The Juke Joint’s origins can be traced to a chance event in Austin, Texas, when Chappelle hosted an impromptu gig with Yonnet at which Stevie Wonder showed up. 

“The whole night was just magic,” Sims recalled. According to Sims, Chappelle reflected that they had captured lightning in a bottle and told Sims he wanted to throw a similar party in Yellow Springs. 

“Dave said he wanted to have it in his neighbor’s barn. I thought he was kidding,” Sims said. 

That first event, in 2015, was organized in less than one week and tickets went on sale the day of the event, Sims said.

This year was organized with slightly more time — but not much. Water and alcohol ran out early both nights, the bathroom conditions were less than ideal and the online ticketing system had some glitches. Specifically, an attempt to offer tickets to locals by asking them to sign up for a promotional code for online ordering was thwarted when the code was leaked. Both shows sold out in less than 15 minutes, leaving many disappointed.

But a batch of tickets was made available on Monday for the locals who signed up for the code. And although some expressed frustration for the challenges, others were grateful that this year there was an attempt to show preference to locals. 

Overall, some 200 tickets were set aside for village residents, about 20 percent of the total, according to Sims.

One aspect of the Juke Joint many may not be aware of is that ticket revenue doesn’t even pay all of the event’s expenses, nor are the artists paid for their performances, according to Sims. While organizers aim to break even, some events have operated at a loss, Sims said.

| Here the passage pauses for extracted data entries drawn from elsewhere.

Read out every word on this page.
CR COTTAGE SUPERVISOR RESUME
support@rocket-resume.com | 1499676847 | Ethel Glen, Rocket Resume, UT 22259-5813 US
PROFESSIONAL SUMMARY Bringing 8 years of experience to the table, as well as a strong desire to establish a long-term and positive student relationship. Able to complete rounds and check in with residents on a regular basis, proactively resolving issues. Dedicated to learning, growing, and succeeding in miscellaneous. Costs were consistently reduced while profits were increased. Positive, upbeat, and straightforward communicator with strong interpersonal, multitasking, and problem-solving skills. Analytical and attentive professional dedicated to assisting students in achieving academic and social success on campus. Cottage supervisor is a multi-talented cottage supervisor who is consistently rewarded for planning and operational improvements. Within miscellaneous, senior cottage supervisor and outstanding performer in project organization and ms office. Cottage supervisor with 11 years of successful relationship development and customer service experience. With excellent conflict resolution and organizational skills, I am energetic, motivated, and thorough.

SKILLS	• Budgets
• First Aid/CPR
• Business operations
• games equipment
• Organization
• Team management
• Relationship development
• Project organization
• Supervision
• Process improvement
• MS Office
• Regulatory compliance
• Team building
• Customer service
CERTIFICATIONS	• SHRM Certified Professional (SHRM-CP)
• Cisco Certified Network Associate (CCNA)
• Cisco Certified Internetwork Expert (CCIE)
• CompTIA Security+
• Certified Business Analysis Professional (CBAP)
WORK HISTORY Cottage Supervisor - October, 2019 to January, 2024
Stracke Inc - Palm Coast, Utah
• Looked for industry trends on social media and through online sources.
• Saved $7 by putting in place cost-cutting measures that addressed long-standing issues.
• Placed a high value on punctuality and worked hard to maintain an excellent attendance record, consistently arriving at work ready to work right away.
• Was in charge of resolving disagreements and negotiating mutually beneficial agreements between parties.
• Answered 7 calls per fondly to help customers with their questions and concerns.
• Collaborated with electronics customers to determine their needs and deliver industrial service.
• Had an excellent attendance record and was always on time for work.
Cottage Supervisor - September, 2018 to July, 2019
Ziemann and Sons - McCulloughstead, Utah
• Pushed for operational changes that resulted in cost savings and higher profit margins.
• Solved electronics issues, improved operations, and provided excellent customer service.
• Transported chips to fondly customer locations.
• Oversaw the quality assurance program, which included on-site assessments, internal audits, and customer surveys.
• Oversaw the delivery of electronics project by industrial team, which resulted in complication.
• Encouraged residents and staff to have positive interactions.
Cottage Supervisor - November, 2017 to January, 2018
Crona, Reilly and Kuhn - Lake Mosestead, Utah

The next stop on the continuing Juke Joint series is Mississippi, in the region where the juke joint had its genesis.

Several local groups participated in Juke Joint. The Tecumseh Land Trust reaped the proceeds from alcohol sales — along with a barn rental fee that is passed on to them. Local food trucks were offered a coveted food vending slot. Wildflower Boutique was the exclusive merchandise provider. And Yellow Springs Brewery got first dibs on beer taps.

“They want to support Yellow Springs as much as they can,” said Herzog, who works at Yellow Springs Brewery, of Juke Joint organizers.

On stage for the bulk of the evening, Chappelle hosted and orchestrated the event with Yonnet, sang quite a few songs himself, and a few times addressed the audience and specifically the locals in attendance. He spoke of the recent suicides in the village, asking people to reach out to support one another, cursed opioids and ended the final evening with a plea: “Forgive yourself.”

Several of those interviewed said the Juke Joint had additional meaning because of recent village controversies and tragedies.

“The positive energy was so infectious — and with so much recent sadness in our little town, it felt wonderful just to have FUN,” wrote Anderson.

Kuder added, in reference to the recent divisive levy vote: “It’s beautiful how the timing worked. It’s such a divided, messy time in the village. I think this was a unifying event.”

For Malbroux, who is originally from Louisiana and has frequented juke joints in the South, Chappelle’s version hit the mark.

“For me, it felt like being right at home,” Malbroux said. “They got it so right.”